H/t to The Cornell Daily Sun

A Paul Rudolph home is sold ten months after being listed as an NFT

Ten months ago, AN reported on the curious case of the Edersheim Residence at 862 Fenimore Road in Larchmont, New York, a home heavily modified by Paul Rudolph in 1982, ’89, and ’91 that was up for sale as the first real-world real estate NFT. After a gut renovation in 2020 that modernized the house and added solar panels, geothermal generation, more efficient windows, and improved wall insulation, the 9,000-square-foot home was listed for $6.4 million that August by Houlihan Lawrence.

It failed to sell, and to drum up interest, the real estate agency then listed the historic house as an NFT on crypto art marketplace OpenSea (but with actual homeownership rights attached, not just a jpeg of the house).

Now the house has finally sold, according to the nonprofit Paul Rudolph Heritage Foundation, but details remain scant.

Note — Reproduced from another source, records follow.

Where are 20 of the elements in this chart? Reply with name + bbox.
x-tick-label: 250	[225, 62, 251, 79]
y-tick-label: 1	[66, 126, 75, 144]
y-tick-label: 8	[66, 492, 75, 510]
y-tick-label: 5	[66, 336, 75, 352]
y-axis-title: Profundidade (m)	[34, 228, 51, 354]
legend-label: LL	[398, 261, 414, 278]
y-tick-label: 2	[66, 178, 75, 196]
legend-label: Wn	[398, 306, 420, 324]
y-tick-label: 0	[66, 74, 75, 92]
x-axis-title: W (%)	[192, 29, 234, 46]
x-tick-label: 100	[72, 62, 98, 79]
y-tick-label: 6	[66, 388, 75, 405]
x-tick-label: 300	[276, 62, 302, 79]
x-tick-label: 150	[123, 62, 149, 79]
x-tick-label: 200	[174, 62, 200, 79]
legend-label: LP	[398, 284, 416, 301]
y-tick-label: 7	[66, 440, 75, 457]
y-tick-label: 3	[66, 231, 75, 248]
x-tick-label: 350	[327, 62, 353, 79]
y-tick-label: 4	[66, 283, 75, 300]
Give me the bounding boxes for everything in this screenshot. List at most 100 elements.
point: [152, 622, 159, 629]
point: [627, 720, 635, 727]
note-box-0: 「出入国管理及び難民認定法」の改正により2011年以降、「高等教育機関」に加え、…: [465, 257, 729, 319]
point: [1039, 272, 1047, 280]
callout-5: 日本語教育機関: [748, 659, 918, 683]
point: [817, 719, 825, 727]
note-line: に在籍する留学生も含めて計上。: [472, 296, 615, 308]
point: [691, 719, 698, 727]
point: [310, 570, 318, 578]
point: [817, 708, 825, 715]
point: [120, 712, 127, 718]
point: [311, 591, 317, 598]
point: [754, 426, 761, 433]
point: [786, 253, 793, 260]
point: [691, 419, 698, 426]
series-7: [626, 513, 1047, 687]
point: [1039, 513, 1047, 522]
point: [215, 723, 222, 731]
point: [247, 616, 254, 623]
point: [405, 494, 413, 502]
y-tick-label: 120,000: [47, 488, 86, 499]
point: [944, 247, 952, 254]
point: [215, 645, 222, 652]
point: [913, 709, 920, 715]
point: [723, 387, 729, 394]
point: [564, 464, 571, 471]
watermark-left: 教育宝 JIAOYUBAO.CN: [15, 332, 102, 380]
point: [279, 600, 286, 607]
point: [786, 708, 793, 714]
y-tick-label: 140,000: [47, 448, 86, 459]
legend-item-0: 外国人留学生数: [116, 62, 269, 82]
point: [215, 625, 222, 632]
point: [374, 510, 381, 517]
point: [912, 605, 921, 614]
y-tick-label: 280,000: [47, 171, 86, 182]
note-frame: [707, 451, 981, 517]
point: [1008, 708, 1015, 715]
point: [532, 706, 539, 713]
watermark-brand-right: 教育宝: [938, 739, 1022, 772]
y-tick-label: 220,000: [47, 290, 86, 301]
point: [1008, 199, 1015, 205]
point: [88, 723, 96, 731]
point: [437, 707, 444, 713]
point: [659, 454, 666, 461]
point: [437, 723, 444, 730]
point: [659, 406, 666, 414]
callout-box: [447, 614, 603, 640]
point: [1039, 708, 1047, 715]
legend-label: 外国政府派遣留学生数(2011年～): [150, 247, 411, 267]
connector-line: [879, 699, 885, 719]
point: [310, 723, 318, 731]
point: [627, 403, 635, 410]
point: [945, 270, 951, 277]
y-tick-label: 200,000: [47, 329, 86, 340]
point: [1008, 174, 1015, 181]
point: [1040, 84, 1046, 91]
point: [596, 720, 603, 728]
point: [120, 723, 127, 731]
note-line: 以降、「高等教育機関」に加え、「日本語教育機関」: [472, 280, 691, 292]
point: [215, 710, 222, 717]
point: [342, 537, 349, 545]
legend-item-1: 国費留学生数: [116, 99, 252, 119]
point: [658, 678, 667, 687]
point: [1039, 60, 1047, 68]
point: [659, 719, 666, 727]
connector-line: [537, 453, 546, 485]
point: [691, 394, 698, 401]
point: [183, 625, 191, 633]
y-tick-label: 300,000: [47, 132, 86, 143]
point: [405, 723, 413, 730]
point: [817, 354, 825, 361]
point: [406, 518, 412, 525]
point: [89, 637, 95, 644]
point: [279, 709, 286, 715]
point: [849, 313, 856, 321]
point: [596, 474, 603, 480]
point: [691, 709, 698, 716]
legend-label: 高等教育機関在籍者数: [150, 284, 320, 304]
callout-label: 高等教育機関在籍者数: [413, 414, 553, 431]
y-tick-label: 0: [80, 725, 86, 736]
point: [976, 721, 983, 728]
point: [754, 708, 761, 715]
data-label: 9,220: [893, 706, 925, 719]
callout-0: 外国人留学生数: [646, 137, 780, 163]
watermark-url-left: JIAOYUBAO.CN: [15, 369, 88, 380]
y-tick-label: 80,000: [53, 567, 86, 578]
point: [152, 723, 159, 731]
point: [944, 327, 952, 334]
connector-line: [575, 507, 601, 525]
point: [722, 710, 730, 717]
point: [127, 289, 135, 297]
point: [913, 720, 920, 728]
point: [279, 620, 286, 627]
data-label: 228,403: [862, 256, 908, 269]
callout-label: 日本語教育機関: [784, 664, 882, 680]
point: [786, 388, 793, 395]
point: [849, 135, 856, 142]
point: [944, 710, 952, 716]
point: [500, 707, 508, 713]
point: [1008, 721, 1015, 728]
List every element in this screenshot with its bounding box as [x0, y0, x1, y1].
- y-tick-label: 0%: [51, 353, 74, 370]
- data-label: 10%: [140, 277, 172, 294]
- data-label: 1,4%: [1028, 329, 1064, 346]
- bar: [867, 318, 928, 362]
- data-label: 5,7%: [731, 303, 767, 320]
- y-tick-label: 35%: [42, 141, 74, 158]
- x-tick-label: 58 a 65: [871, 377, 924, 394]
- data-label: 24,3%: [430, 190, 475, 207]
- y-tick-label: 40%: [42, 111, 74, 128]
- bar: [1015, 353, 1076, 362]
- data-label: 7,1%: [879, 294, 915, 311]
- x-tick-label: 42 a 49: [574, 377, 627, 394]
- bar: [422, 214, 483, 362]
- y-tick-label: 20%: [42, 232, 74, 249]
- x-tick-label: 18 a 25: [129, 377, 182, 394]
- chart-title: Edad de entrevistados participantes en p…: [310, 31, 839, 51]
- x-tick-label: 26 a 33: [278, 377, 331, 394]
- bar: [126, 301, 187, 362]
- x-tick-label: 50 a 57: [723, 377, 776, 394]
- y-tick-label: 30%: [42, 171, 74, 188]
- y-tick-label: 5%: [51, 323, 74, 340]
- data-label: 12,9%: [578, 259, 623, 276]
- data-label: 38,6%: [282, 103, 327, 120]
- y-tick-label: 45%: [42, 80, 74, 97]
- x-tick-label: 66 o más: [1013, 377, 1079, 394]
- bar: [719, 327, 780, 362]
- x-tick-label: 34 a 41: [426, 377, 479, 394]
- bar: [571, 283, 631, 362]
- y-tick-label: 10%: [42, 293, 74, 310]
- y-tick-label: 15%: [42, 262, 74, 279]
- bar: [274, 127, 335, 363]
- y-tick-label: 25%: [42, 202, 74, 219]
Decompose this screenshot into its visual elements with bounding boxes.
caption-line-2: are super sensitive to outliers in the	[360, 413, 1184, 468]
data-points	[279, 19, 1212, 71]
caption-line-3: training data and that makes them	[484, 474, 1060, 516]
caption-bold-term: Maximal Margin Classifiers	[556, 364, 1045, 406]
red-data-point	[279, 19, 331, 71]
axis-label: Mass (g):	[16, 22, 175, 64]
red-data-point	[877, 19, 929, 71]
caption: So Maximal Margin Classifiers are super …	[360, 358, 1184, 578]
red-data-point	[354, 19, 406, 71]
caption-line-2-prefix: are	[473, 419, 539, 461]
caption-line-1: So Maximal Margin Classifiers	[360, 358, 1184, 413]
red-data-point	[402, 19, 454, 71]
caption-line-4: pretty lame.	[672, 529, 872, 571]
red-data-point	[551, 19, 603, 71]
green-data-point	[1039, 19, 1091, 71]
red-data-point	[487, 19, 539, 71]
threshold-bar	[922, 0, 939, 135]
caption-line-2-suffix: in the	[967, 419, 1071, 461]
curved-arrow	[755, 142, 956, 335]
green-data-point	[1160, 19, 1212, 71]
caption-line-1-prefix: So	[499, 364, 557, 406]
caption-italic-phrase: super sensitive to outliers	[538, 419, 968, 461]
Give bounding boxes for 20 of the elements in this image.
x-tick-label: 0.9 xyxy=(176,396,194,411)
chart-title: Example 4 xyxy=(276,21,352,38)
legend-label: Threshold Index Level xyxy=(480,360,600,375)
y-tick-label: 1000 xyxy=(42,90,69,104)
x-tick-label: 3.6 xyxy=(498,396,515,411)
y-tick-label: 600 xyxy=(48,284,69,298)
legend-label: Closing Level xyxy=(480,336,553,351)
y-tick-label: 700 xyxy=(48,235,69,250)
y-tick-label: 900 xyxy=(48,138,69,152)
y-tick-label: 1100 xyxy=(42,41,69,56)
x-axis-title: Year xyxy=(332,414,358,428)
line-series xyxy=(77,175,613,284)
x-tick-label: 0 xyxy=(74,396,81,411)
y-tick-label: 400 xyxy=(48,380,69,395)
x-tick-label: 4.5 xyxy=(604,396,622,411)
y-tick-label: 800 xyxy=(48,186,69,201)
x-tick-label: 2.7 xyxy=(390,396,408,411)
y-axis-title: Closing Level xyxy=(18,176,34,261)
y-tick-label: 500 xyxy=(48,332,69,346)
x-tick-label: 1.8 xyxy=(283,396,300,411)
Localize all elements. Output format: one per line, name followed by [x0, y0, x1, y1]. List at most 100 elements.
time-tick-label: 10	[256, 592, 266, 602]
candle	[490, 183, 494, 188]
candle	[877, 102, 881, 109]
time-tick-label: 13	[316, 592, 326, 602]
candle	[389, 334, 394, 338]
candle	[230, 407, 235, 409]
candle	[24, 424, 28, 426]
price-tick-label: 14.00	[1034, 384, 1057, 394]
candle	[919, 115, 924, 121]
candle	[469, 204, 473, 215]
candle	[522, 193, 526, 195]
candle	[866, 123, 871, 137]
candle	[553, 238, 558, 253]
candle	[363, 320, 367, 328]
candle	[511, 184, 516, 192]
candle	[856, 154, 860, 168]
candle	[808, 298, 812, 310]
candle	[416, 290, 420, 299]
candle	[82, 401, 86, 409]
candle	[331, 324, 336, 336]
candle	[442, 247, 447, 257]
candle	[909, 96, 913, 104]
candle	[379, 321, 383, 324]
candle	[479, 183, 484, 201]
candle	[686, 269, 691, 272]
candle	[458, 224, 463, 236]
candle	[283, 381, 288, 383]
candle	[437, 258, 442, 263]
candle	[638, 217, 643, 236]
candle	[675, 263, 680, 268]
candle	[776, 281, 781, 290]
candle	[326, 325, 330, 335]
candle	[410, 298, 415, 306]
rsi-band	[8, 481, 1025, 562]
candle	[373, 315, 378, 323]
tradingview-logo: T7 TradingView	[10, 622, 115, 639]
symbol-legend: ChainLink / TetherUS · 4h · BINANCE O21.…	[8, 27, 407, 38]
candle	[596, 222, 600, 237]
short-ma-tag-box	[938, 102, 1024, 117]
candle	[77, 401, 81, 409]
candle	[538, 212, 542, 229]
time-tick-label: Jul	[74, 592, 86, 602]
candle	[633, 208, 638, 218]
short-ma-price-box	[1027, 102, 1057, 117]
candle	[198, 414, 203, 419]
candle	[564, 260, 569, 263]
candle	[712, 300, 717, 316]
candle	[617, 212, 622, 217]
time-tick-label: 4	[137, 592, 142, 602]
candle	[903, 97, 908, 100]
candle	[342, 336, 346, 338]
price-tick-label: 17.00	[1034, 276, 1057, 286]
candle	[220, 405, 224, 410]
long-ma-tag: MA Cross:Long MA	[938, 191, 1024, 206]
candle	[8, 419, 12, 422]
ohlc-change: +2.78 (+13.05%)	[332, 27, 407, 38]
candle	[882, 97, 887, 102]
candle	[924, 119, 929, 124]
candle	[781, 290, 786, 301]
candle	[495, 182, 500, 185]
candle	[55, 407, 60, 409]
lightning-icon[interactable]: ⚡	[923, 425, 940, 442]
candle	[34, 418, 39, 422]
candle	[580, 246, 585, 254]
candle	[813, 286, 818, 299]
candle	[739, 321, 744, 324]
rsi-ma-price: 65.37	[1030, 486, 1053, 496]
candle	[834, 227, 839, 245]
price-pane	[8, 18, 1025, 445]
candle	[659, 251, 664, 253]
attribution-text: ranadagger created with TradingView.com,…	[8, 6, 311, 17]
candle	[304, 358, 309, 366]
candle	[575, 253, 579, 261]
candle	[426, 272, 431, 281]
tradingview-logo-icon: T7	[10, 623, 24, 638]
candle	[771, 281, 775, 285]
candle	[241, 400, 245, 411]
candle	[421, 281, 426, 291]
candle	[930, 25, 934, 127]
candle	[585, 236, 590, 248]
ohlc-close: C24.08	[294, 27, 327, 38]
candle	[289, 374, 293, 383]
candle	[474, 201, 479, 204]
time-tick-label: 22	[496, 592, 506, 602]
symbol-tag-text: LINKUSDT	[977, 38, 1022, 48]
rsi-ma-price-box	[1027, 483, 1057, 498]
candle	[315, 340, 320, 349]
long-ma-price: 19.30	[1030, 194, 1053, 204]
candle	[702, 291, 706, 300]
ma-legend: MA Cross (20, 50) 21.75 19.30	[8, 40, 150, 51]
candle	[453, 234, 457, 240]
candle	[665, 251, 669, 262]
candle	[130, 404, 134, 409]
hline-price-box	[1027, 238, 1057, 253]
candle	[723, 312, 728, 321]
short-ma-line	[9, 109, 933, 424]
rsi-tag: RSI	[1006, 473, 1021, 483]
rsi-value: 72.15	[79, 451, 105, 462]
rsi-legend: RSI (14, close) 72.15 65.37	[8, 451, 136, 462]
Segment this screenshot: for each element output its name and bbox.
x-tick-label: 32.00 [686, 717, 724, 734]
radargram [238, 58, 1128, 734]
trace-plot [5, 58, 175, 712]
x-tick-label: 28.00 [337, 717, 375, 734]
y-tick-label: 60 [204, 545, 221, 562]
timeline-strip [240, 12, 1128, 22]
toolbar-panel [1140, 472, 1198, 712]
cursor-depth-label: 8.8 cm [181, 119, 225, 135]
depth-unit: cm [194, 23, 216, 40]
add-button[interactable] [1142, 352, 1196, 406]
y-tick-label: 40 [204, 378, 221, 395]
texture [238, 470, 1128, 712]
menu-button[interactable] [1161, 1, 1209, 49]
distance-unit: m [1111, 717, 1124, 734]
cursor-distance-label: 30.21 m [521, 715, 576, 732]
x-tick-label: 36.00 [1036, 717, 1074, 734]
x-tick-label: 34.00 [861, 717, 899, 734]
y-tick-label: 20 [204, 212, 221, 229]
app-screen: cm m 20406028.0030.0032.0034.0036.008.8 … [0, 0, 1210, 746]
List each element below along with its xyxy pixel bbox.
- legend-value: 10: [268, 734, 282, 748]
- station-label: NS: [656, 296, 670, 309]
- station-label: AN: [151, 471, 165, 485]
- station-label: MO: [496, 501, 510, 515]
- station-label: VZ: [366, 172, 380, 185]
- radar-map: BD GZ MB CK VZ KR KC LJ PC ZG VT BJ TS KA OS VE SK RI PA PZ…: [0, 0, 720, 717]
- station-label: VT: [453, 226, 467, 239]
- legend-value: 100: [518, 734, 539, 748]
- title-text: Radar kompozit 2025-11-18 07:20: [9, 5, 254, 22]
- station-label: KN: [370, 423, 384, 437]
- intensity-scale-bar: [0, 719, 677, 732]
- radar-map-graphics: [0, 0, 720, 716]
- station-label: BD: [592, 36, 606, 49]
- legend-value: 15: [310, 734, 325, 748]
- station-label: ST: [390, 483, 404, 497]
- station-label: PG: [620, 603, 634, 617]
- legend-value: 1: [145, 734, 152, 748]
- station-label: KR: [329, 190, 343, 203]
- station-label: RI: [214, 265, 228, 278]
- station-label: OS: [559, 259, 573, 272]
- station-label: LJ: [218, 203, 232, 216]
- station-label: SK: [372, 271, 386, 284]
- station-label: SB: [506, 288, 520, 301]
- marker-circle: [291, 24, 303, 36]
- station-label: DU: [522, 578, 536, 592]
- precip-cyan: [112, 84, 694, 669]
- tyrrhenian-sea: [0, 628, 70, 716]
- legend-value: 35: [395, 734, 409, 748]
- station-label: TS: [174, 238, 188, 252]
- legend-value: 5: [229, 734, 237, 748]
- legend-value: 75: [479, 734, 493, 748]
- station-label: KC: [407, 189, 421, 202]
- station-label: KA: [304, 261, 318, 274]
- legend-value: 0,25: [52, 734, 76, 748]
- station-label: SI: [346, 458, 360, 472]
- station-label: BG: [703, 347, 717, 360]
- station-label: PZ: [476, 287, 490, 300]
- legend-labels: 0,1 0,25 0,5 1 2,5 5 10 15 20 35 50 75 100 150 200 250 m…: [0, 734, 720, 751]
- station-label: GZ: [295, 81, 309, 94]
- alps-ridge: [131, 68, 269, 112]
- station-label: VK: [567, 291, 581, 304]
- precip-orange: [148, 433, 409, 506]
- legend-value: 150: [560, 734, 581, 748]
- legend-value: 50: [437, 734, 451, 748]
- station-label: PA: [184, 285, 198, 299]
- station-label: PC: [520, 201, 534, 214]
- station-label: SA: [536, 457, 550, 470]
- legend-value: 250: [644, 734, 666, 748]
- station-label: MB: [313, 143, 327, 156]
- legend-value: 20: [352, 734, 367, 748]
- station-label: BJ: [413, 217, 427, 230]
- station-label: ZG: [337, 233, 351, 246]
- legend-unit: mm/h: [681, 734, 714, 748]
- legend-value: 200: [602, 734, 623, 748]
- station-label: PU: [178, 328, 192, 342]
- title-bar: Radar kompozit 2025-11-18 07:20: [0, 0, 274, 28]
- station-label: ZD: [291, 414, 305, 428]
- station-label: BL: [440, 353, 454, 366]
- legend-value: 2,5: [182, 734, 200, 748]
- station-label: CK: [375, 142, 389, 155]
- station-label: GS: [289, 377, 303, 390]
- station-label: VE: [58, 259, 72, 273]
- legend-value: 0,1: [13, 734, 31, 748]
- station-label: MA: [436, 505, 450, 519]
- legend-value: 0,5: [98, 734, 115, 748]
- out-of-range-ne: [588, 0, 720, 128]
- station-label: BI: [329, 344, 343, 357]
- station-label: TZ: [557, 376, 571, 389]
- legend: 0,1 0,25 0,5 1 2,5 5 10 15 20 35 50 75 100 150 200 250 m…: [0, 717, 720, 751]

OpenSea doesn’t report a sale, and both the Paul Rudolph Heritage Foundation’s site with details and the one made for the Edersheim Residence to show off the renovation and lure in prospective buyers have been deleted.

Jeff Bezos’s National Air and Space Museum gift came with unusual naming rights

Amazon founder and billionaire Jeff Bezos gifted the Smithsonian $200 million for a National Air and Space Museum overhaul in July of last year, and now new details have come to light about special concessions that the institution made to seemingly see the deal along. $70 million of that total will go towards the $1 billion renovation underway at the 45-year-old museum, and the remaining $130 million is going toward the creation of the Bezos Learning Center, which will provide educational opportunities for students in STEAM fields.

According to Hyperallergic, the agreement between Bezos and the Smithsonian lacks a “morals clause,” a common out that would allow the institution to remove Bezos’s name from its buildings in the future if he did anything that tarnished his public image. Bezos’s name will appear in three places on the Bezos Learning Center for the next 50 years, even though the Smithsonian purposefully limited naming rights to only 20 years in 2011.